December 3, 1999


Successful Recruitment Depends on Recapturing Psychiatry’s Image

Throughout my medical training, I have often had the opportunity to receive journal articles from various colleagues. I may be in the minority (but I suspect that I am in the majority) of the medical community with my tendency to place the article in my "To Be Read" stack.

Recently, I was given a particular work addressing the decline of medical students selecting psychiatry as a career (Sierles and Taylor, 1995). As chair of the APA Committee of Residents and Fellows, I have had the opportunity to hear this topic debated and dissected in multiple arenas of the psychiatric community. Prior to my third year of medical school, I was one of the majority who never contemplated psychiatry as a career—even with an undergraduate major in psychology. However, the positive and pivotal influence of an outstanding mentor and the opportunity to work with a group of residents who challenged me academically served to kindle my interest in psychiatry as a career.

The manner in which I obtained the article speaks to the anxiety and mourning that I began to experience. The treatise was given to me by a third-year medical student when I was the chief resident with the Consultation-Liaison Service at Walter Reed Army Medical Center in Washington, D.C. This particular individual was exceptional, having demonstrated a natural inquisitiveness and ability to view patients from multiple perspectives. The predicament was that he clearly had no intention of selecting psychiatry as a postgraduate specialty. The staff lamented the loss, attempted any leverage that might persuade, and eventually grieved and sought to leave well enough alone. Another one lost. Then the article appeared in my mailbox—a cruel joke? No, it was meant as a gift to commence a dialogue.

Based on this student’s observations and our discussions about recruitment issues, he wanted us to appreciate that by the third year of medical school the issue of recruitment was almost over. He observed a problem, witnessed our struggle, and sought to help us with our stress—a true consultation and liaison situation. Our problem is one of image, not lack of high income or procedures, or chaos in the field. His notion of psychiatry had changed immeasurably as he observed and participated in patient care on our service. He witnessed the power in combining the biological and psychological, the privilege of discovering an individual’s unique story, and the progression in applying multiple perspectives to lessen both psychological and physical torment. His question to us was why he and his colleagues did not know about our particular skills and perspectives. He said that we have a dilemma with our image—indeed, we are hindered by it. There should be no great astonishment that if our specialty is suffering from an image problem among medical students, there is no momentous improvement once they become our colleagues in the various medical specialties.

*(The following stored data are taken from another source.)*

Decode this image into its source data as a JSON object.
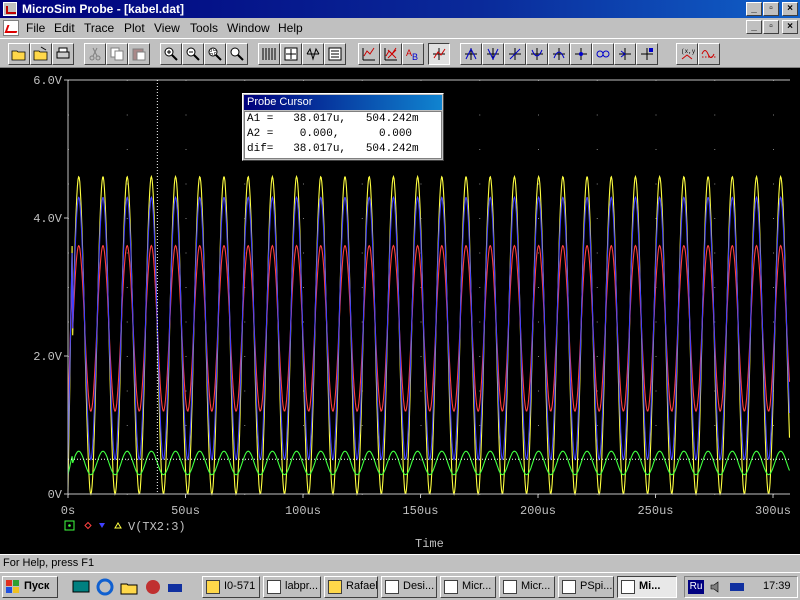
{
  "window": {
    "title": "MicroSim Probe - [kabel.dat]",
    "min_glyph": "_",
    "max_glyph": "▫",
    "close_glyph": "×"
  },
  "menu": {
    "items": [
      "File",
      "Edit",
      "Trace",
      "Plot",
      "View",
      "Tools",
      "Window",
      "Help"
    ]
  },
  "toolbar": {
    "icons": [
      "open-folder-icon",
      "open-file-icon",
      "print-icon",
      "cut-icon",
      "copy-icon",
      "paste-icon",
      "zoom-in-icon",
      "zoom-out-icon",
      "zoom-area-icon",
      "zoom-fit-icon",
      "log-x-icon",
      "fourier-icon",
      "performance-icon",
      "eval-icon",
      "add-trace-icon",
      "delete-trace-icon",
      "mark-label-icon",
      "cursor-toggle-icon",
      "cursor-peak-icon",
      "cursor-trough-icon",
      "cursor-slope-icon",
      "cursor-min-icon",
      "cursor-max-icon",
      "cursor-point-icon",
      "cursor-search-icon",
      "cursor-next-icon",
      "mark-data-icon",
      "waveform-icon"
    ]
  },
  "cursor_box": {
    "title": "Probe Cursor",
    "row_a1": "A1 =   38.017u,   504.242m",
    "row_a2": "A2 =    0.000,      0.000",
    "row_dif": "dif=   38.017u,   504.242m"
  },
  "plot": {
    "legend_label": "V(TX2:3)",
    "x_title": "Time",
    "y_ticks": [
      "6.0V",
      "4.0V",
      "2.0V",
      "0V"
    ],
    "x_ticks": [
      "0s",
      "50us",
      "100us",
      "150us",
      "200us",
      "250us",
      "300us"
    ]
  },
  "chart_data": {
    "type": "line",
    "xlabel": "Time",
    "ylabel": "",
    "xlim": [
      0,
      310
    ],
    "ylim": [
      0,
      6
    ],
    "x_unit": "us",
    "y_unit": "V",
    "cursor_x": 38.017,
    "cursor_y": 0.504,
    "series": [
      {
        "color": "#ffff40",
        "amplitude": 2.3,
        "offset": 2.3,
        "period_us": 10.3,
        "peak": 4.55,
        "trough": 0.05
      },
      {
        "color": "#ff4040",
        "amplitude": 1.2,
        "offset": 2.4,
        "period_us": 10.3,
        "peak": 3.6,
        "trough": 1.2
      },
      {
        "color": "#4040ff",
        "amplitude": 1.9,
        "offset": 2.4,
        "period_us": 10.3,
        "peak": 4.3,
        "trough": 0.5
      },
      {
        "color": "#40ff40",
        "amplitude": 0.17,
        "offset": 0.45,
        "period_us": 10.3,
        "peak": 0.62,
        "trough": 0.28
      }
    ]
  },
  "statusbar": {
    "text": "For Help, press F1"
  },
  "taskbar": {
    "start_label": "Пуск",
    "tasks": [
      "I0-571",
      "labpr...",
      "Rafael",
      "Desi...",
      "Micr...",
      "Micr...",
      "PSpi...",
      "Mi..."
    ],
    "lang": "Ru",
    "clock": "17:39"
  }
}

The focus on recruitment needs to decelerate until we labor on our image. The parallel process between our profession and our patients is striking. We have tended to marginalize ourselves in the medical community much as our patients are on the fringes of the health care movement. Feeling this marginalization, we have rushed to embrace the totality of the biological and psychopharmacological to guarantee to our patients, ourselves, and our colleagues that we are physicians. In a society that is desperately seeking serotonin as an immediate answer, we have given away much of our rich heritage of discerning the dynamics of the patient as an individual presenting in unique circumstances with a particular narrative. It takes time to comprehend and appreciate the patient—a situation that involves a conspicuous delay of gratification. Psychiatry is able to tolerate the clinical ambiguity and ambivalence inherent in this delay more so than probably any other medical specialty. It is this process that makes our field so extraordinary and rewarding, but we appear to be fleeing from this endeavor much as the rabbit attempts to elude the wolf.

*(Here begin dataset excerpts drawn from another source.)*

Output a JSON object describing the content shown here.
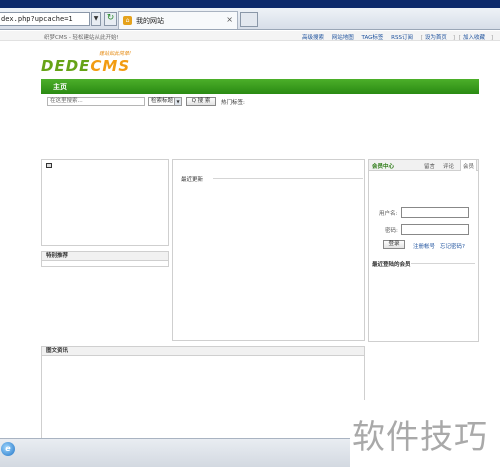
{
  "browser": {
    "address": "dex.php?upcache=1",
    "tab_title": "我的网站",
    "tab_close": "×",
    "dropdown_glyph": "▼",
    "refresh_glyph": "↻",
    "tab_icon": "house-icon"
  },
  "topbar": {
    "welcome": "织梦CMS - 轻松建站从此开始!",
    "links": [
      "高级搜索",
      "网站地图",
      "TAG标签",
      "RSS订阅"
    ],
    "extra_links": [
      "设为首页",
      "加入收藏"
    ]
  },
  "logo": {
    "main_a": "DEDE",
    "main_b": "CMS",
    "slogan": "建站如此简单!"
  },
  "nav": {
    "home": "主页"
  },
  "search": {
    "placeholder": "在这里搜索...",
    "type_value": "检索标题",
    "button": "Q 搜 索",
    "hot": "热门标签:"
  },
  "panels": {
    "featured": "特别推荐",
    "latest": "最近更新",
    "picture_news": "图文资讯"
  },
  "member": {
    "title": "会员中心",
    "tabs": [
      "留言",
      "评论",
      "会员"
    ],
    "username_label": "用户名:",
    "password_label": "密码:",
    "login_button": "登录",
    "register": "注册帐号",
    "forgot": "忘记密码?",
    "recent_members": "最近登陆的会员"
  },
  "watermark": "软件技巧",
  "colors": {
    "nav_green": "#2a8a13",
    "logo_green": "#66a316",
    "logo_orange": "#f29c12",
    "link_blue": "#1a4f9c"
  }
}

The medical student who presented me with the article had come to appreciate the richness of the process of knowing an individual not as a disease, but as a human being living with a disease. Our image will improve as we communicate to medical students an appreciation for both the complexity of the individual and the pleasure in delaying gratification as we take the time to understand the person. The irony of the situation was that as psychiatrists we understand this, but it actually took our patients to communicate it to our medical students. They spoke of their trials, triumphs, and tragedies, not their receptors, neurotransmitters, or limbic system. He began to grasp the various metaphors in their narratives and sought not so much a diagnosis as a comprehension. He indirectly discovered our secret that while we attempt to effect change in our patients’ lives, their stories spur us to flourish and mature both professionally and personally.

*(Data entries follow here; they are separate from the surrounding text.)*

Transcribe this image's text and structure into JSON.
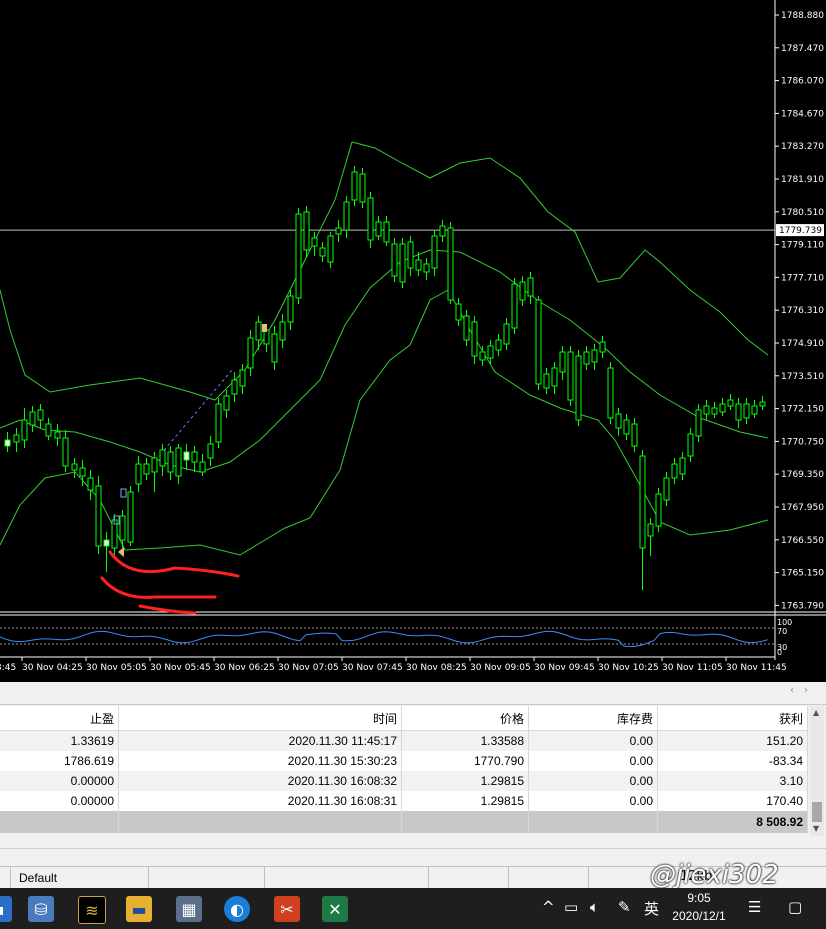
{
  "chart": {
    "price_levels": [
      "1788.880",
      "1787.470",
      "1786.070",
      "1784.670",
      "1783.270",
      "1781.910",
      "1780.510",
      "1779.110",
      "1777.710",
      "1776.310",
      "1774.910",
      "1773.510",
      "1772.150",
      "1770.750",
      "1769.350",
      "1767.950",
      "1766.550",
      "1765.150",
      "1763.790"
    ],
    "current_price": "1779.739",
    "time_labels": [
      "30 Nov 04:25",
      "30 Nov 05:05",
      "30 Nov 05:45",
      "30 Nov 06:25",
      "30 Nov 07:05",
      "30 Nov 07:45",
      "30 Nov 08:25",
      "30 Nov 09:05",
      "30 Nov 09:45",
      "30 Nov 10:25",
      "30 Nov 11:05",
      "30 Nov 11:45"
    ],
    "time_label_partial": "3:45",
    "oscillator_levels": [
      "100",
      "70",
      "30",
      "0"
    ],
    "colors": {
      "background": "#000000",
      "candle": "#00ff00",
      "band": "#33cc33",
      "osc_line": "#3d8cff",
      "annotation": "#ff2020"
    }
  },
  "orders_table": {
    "columns": [
      "止盈",
      "时间",
      "价格",
      "库存费",
      "获利"
    ],
    "rows": [
      {
        "tp": "1.33619",
        "time": "2020.11.30 11:45:17",
        "price": "1.33588",
        "swap": "0.00",
        "profit": "151.20"
      },
      {
        "tp": "1786.619",
        "time": "2020.11.30 15:30:23",
        "price": "1770.790",
        "swap": "0.00",
        "profit": "-83.34"
      },
      {
        "tp": "0.00000",
        "time": "2020.11.30 16:08:32",
        "price": "1.29815",
        "swap": "0.00",
        "profit": "3.10"
      },
      {
        "tp": "0.00000",
        "time": "2020.11.30 16:08:31",
        "price": "1.29815",
        "swap": "0.00",
        "profit": "170.40"
      }
    ],
    "total_profit": "8 508.92"
  },
  "status_bar": {
    "profile": "Default",
    "extra": "12kb"
  },
  "watermark": "@jiexi302",
  "taskbar": {
    "ime": "英",
    "time": "9:05",
    "date": "2020/12/1"
  }
}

I am in no way suggesting that we should downplay the tremendous strides our profession has made in understanding the intricacy of the brain and the depth of the mind. The biological treatments available have made pivotal changes in the lives of our patients and their families. However, it is worth noting that psychiatry did not appear to have difficulty with recruitment when few somatic treatments were available. I suspect that many who entered psychiatry during those years were partially drawn by the challenge of the individual narrative and the opportunity to be influenced by the stories told. While a response to a psychopharmacological intervention is dramatic at the time, the evolution of an individual life is unquestionably astonishing. In our daily practice, it is the transformation in the patient’s life we witness, not an increase in serotonin. So let us recapture the life narrative as part of our image, and recruitment may well follow image. It is a gift we owe our patients, our colleagues, and the art of medicine.